GARY'S NIGHTMARE SHIFT.

Gary arrives at 6am. First disaster: someone broke in through Door 21 overnight and stole a filing cabinet full of recipes. The door was wide open — no lock, no cover. Anyone walking past could see exactly what was being carried out.

That's FTP — file transfer in the open, totally unencrypted. Port 21.

Worse, the burglar listened through Door 23 — a glass door Gary used to shout orders through to the kitchen. Passwords, stock codes, everything — the whole street heard it.

That's Telnet — cleartext remote access. Port 23. Gary's wife makes him nail both doors shut and replace them with Door 22 — a thick steel door with a deadbolt. Same jobs, but now nobody can see or hear a thing.

That's SSH — Port 22. Files securely? SFTP and SCP go through Door 22 as well.

8am. The postman shoves outgoing letters through Door 25 — anyone can push letters through without showing ID. Gary upgrades to Door 587 — same slot, but now you flash your badge first.

SMTP Port 25 = send without authentication. SMTP Submission Port 587 = authenticated sending.

Two postboxes for incoming. Door 110: the postman hands letters and immediately shreds his copy. Door 143: letters stay in the postbox too — readable from phone, laptop, anywhere.

POP3 Port 110 = download and delete. IMAP Port 143 = sync everywhere. Padlocked: IMAPS Port 993, POP3S Port 995.
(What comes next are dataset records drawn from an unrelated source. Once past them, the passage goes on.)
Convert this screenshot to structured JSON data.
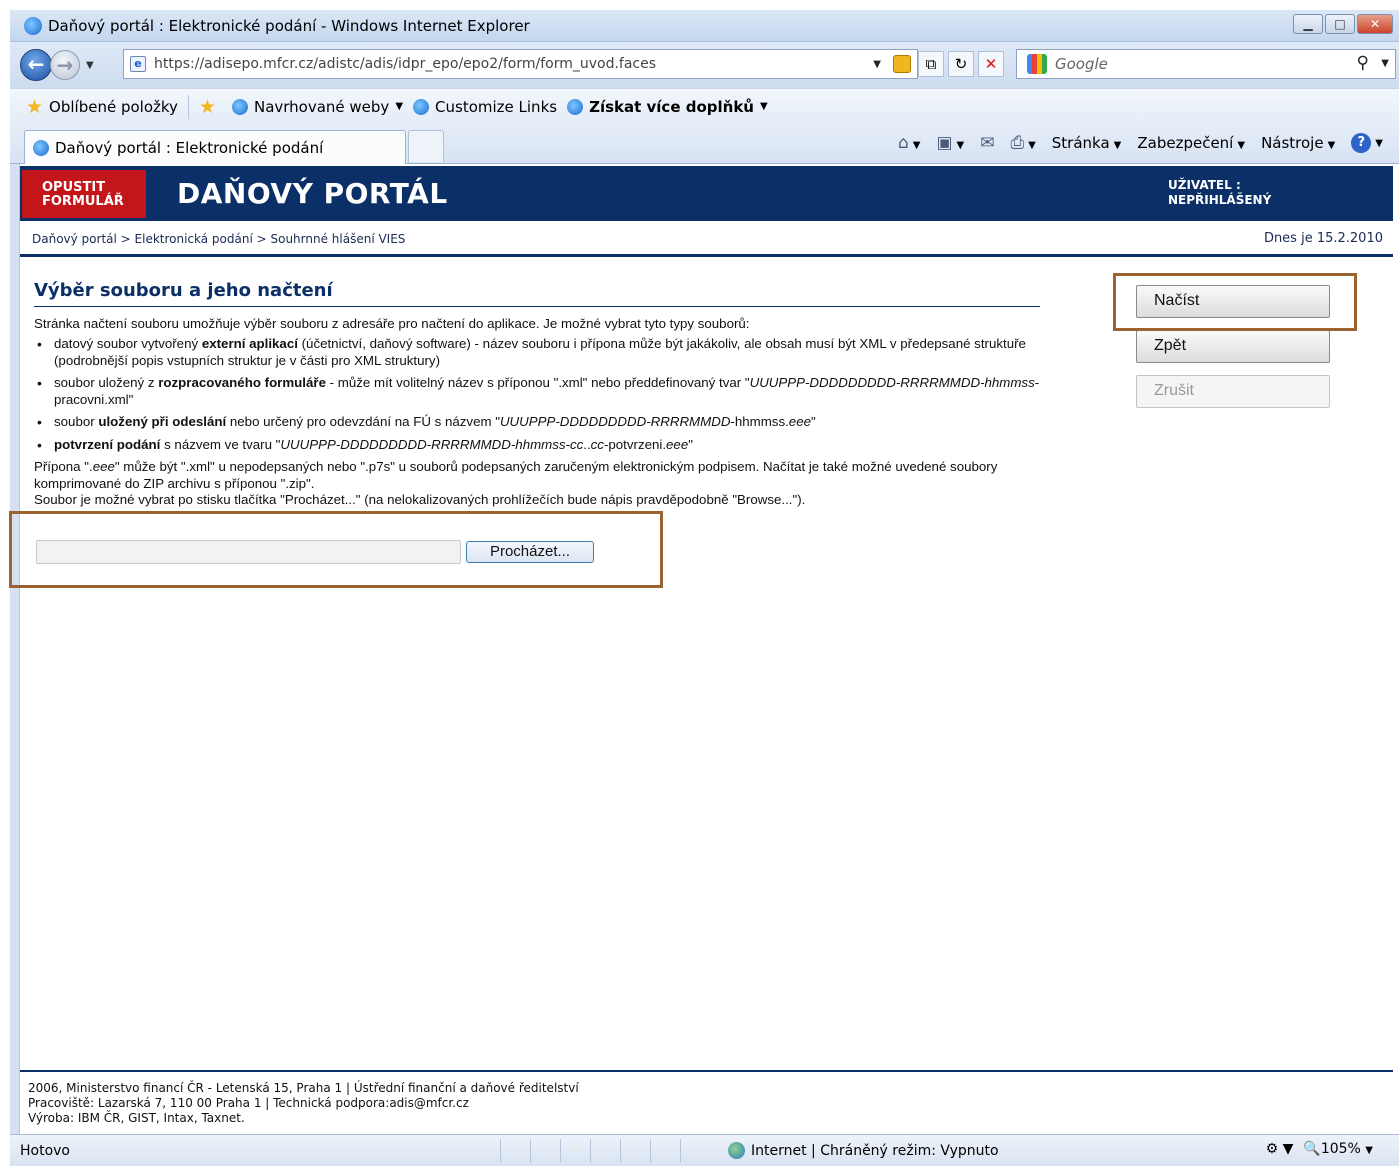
{
  "window": {
    "title": "Daňový portál : Elektronické podání - Windows Internet Explorer"
  },
  "address": {
    "url": "https://adisepo.mfcr.cz/adistc/adis/idpr_epo/epo2/form/form_uvod.faces",
    "search_placeholder": "Google"
  },
  "favorites": {
    "label": "Oblíbené položky",
    "items": [
      "Navrhované weby",
      "Customize Links",
      "Získat více doplňků"
    ]
  },
  "tab": {
    "title": "Daňový portál : Elektronické podání"
  },
  "commandbar": {
    "page": "Stránka",
    "security": "Zabezpečení",
    "tools": "Nástroje"
  },
  "portal": {
    "exit_line1": "OPUSTIT",
    "exit_line2": "FORMULÁŘ",
    "title": "DAŇOVÝ PORTÁL",
    "user_line1": "UŽIVATEL :",
    "user_line2": "NEPŘIHLÁŠENÝ",
    "breadcrumb": "Daňový portál > Elektronická podání > Souhrnné hlášení VIES",
    "date": "Dnes je 15.2.2010"
  },
  "content": {
    "heading": "Výběr souboru a jeho načtení",
    "intro": "Stránka načtení souboru umožňuje výběr souboru z adresáře pro načtení do aplikace. Je možné vybrat tyto typy souborů:",
    "items": [
      {
        "pre": "datový soubor vytvořený ",
        "bold": "externí aplikací",
        "post": " (účetnictví, daňový software) - název souboru i přípona může být jakákoliv, ale obsah musí být XML v předepsané struktuře (podrobnější popis vstupních struktur je v části pro XML struktury)"
      },
      {
        "pre": "soubor uložený z ",
        "bold": "rozpracovaného formuláře",
        "post": " - může mít volitelný název s příponou \".xml\" nebo předdefinovaný tvar \"",
        "italic": "UUUPPP-DDDDDDDDD-RRRRMMDD-hhmmss",
        "post2": "-pracovni.xml\""
      },
      {
        "pre": "soubor ",
        "bold": "uložený při odeslání",
        "post": " nebo určený pro odevzdání na FÚ s názvem \"",
        "italic": "UUUPPP-DDDDDDDDD-RRRRMMDD",
        "post2": "-hhmmss.",
        "italic2": "eee",
        "post3": "\""
      },
      {
        "pre": "",
        "bold": "potvrzení podání",
        "post": " s názvem ve tvaru \"",
        "italic": "UUUPPP-DDDDDDDDD-RRRRMMDD-hhmmss-cc",
        "post2": "..",
        "italic2": "cc",
        "post3": "-potvrzeni.",
        "italic3": "eee",
        "post4": "\""
      }
    ],
    "note1_pre": "Přípona \".",
    "note1_italic": "eee",
    "note1_post": "\" může být \".xml\" u nepodepsaných nebo \".p7s\" u souborů podepsaných zaručeným elektronickým podpisem. Načítat je také možné uvedené soubory komprimované do ZIP archivu s příponou \".zip\".",
    "note2": "Soubor je možné vybrat po stisku tlačítka \"Procházet...\" (na nelokalizovaných prohlížečích bude nápis pravděpodobně \"Browse...\").",
    "file_value": "",
    "browse_label": "Procházet..."
  },
  "actions": {
    "load": "Načíst",
    "back": "Zpět",
    "cancel": "Zrušit"
  },
  "footer": {
    "line1": "2006, Ministerstvo financí ČR - Letenská 15, Praha 1 | Ústřední finanční a daňové ředitelství",
    "line2": "Pracoviště: Lazarská 7, 110 00 Praha 1 | Technická podpora:adis@mfcr.cz",
    "line3": "Výroba: IBM ČR, GIST, Intax, Taxnet."
  },
  "status": {
    "text": "Hotovo",
    "zone": "Internet | Chráněný režim: Vypnuto",
    "zoom": "105%"
  },
  "colors": {
    "portal_navy": "#0b2f67",
    "exit_red": "#c2161a",
    "highlight_brown": "#9a6330"
  }
}
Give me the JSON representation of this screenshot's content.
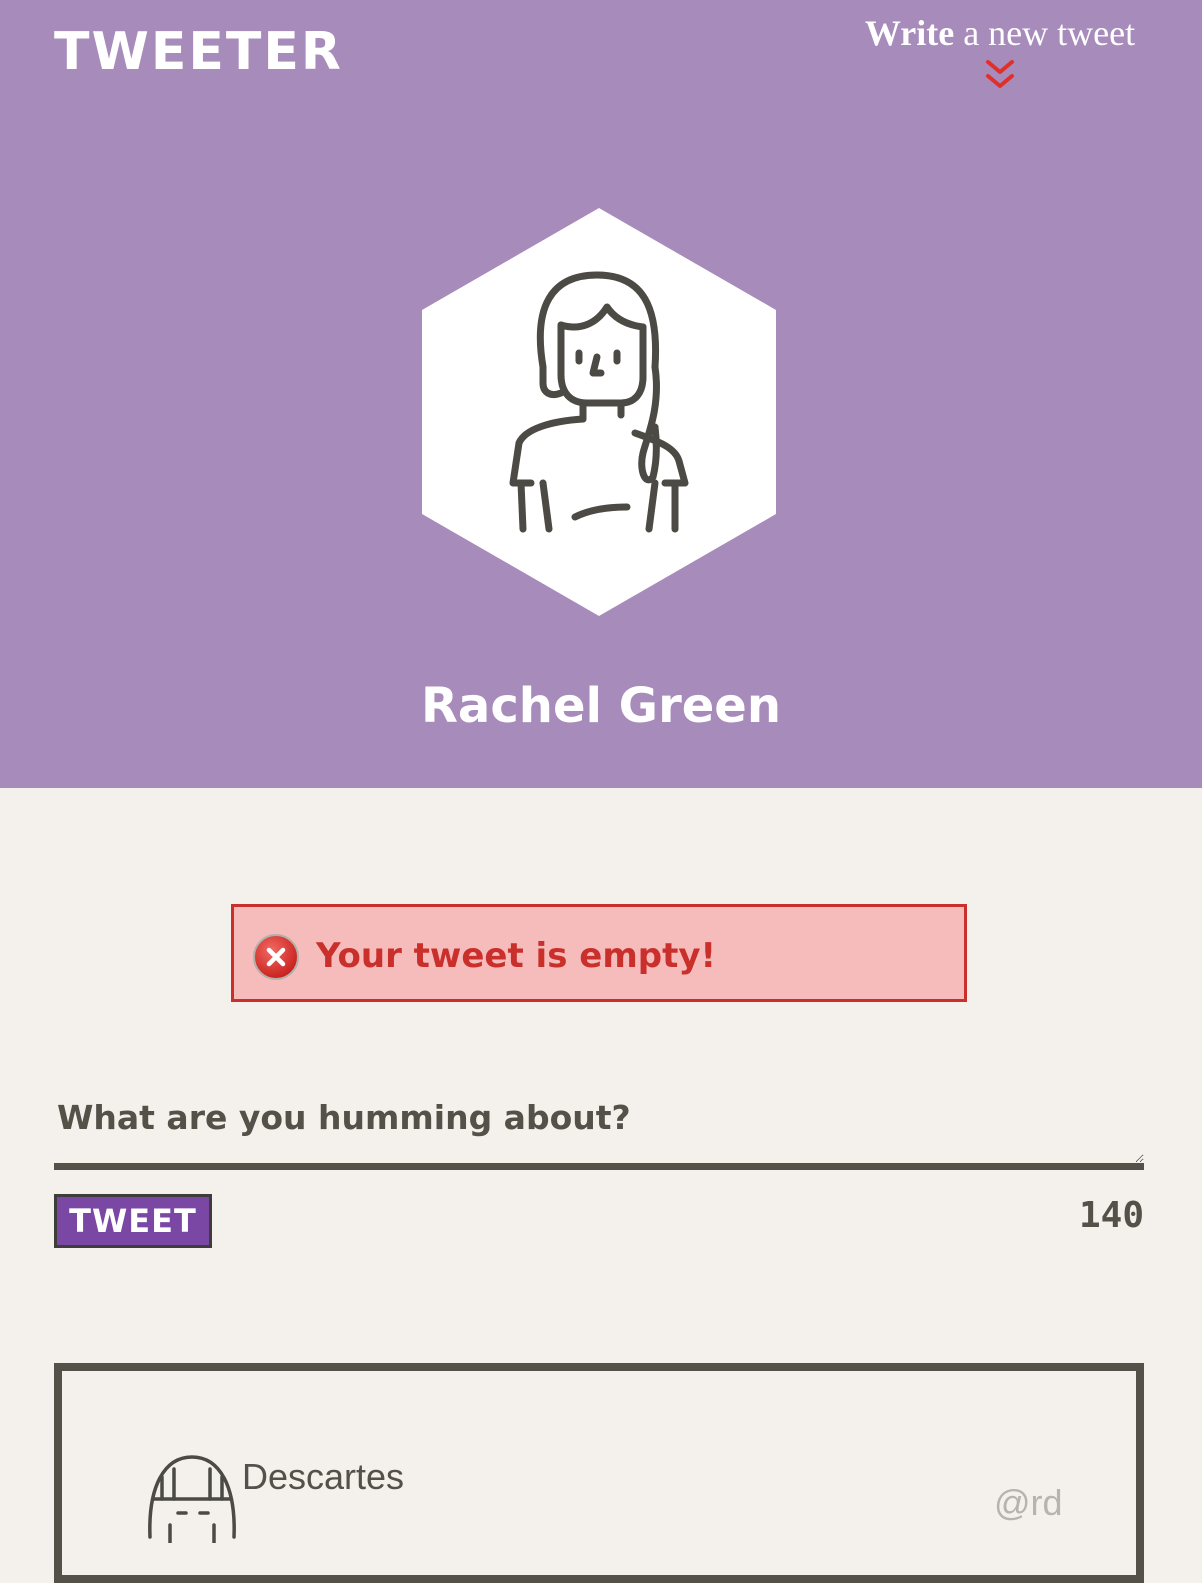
{
  "header": {
    "brand": "TWEETER",
    "compose_toggle": {
      "bold_word": "Write",
      "rest": "a new tweet"
    },
    "background_color": "#a78bba"
  },
  "profile": {
    "name": "Rachel Green",
    "avatar_icon": "woman-avatar-icon"
  },
  "error": {
    "message": "Your tweet is empty!",
    "icon": "error-x-icon",
    "color": "#c9302c",
    "background": "#f5bcbb"
  },
  "composer": {
    "placeholder": "What are you humming about?",
    "value": "",
    "button_label": "TWEET",
    "button_color": "#7a48a4",
    "char_counter": "140"
  },
  "tweets": [
    {
      "name": "Descartes",
      "handle": "@rd",
      "avatar_icon": "user-avatar-icon"
    }
  ]
}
9am. The serving hatch — Door 80. Customers hear everything: names, card details, orders. A customer complains. Gary installs frosted glass and a whisper slot — Door 443. Now orders are private.

HTTP Port 80 = the open web. HTTPS Port 443 = encrypted with TLS.

A woman asks for BestBeans.com. Gary points to the phone book on the wall — Door 53. Quick lookups through the small window (UDP). Copying the whole book? Full door (TCP zone transfer). That's DNS.

DNS Port 53 — UDP for queries, TCP for zone transfers.

A new shop across the street has no address yet. "I NEED A NUMBER!" The council desk shouts back the address over UDP. That's DHCP.

DHCP Ports 67/68 — hands out IP addresses over UDP.

10am. Three stockroom doors left wide open overnight — Door 3306 (MySQL), Door 5432 (PostgreSQL), Door 1433 (Microsoft SQL). Anyone off the street could walk in. Gary nearly has a heart attack. His wife shouts: "THESE SHOULD NEVER FACE THE STREET."

Databases: MySQL Port 3306, PostgreSQL Port 5432, MSSQL Port 1433. Internal only. Never exposed.

11am. A staff directory — Door 389 — a big open binder anyone can flick through. His wife locks it in a glass case — Door 636. Same directory, now encrypted. She also installs a ticket booth — Door 88 — where staff prove who they are once and get a golden ticket that opens every door.

LDAP Port 389 = open directory. LDAPS Port 636 = encrypted. Kerberos Port 88 = golden ticket, prove once.

Lunchtime. Two bouncers. Door 1812, RADIUS: checks your name, cups his hand and whispers your password, but says everything else out loud. Fast, UDP. The WiFi bouncer. Door 49, TACACS+: takes you to a back room and whispers everything. Thorough, TCP. The Cisco bouncer.

RADIUS Port 1812/UDP — encrypts password only. TACACS+ Port 49/TCP — encrypts everything. "Which is more secure?" → TACACS+. Always.

Afternoon: A courier tosses a tiny package through Door 69 — no questions, no receipt. That's TFTP. Staff pass spreadsheets through Door 445 — SMB. Gary monitors the espresso machine via Door 161 (SNMP). When the fridge alarm goes off, it buzzes through Door 162 — an SNMP trap. Every door posts its log through Door 514 — Syslog. Gary's IT mate logs in remotely through Door 3389 — RDP.

TFTP Port 69/UDP. SMB Port 445. SNMP Port 161/UDP, traps Port 162/UDP. Syslog Port 514/UDP. RDP Port 3389.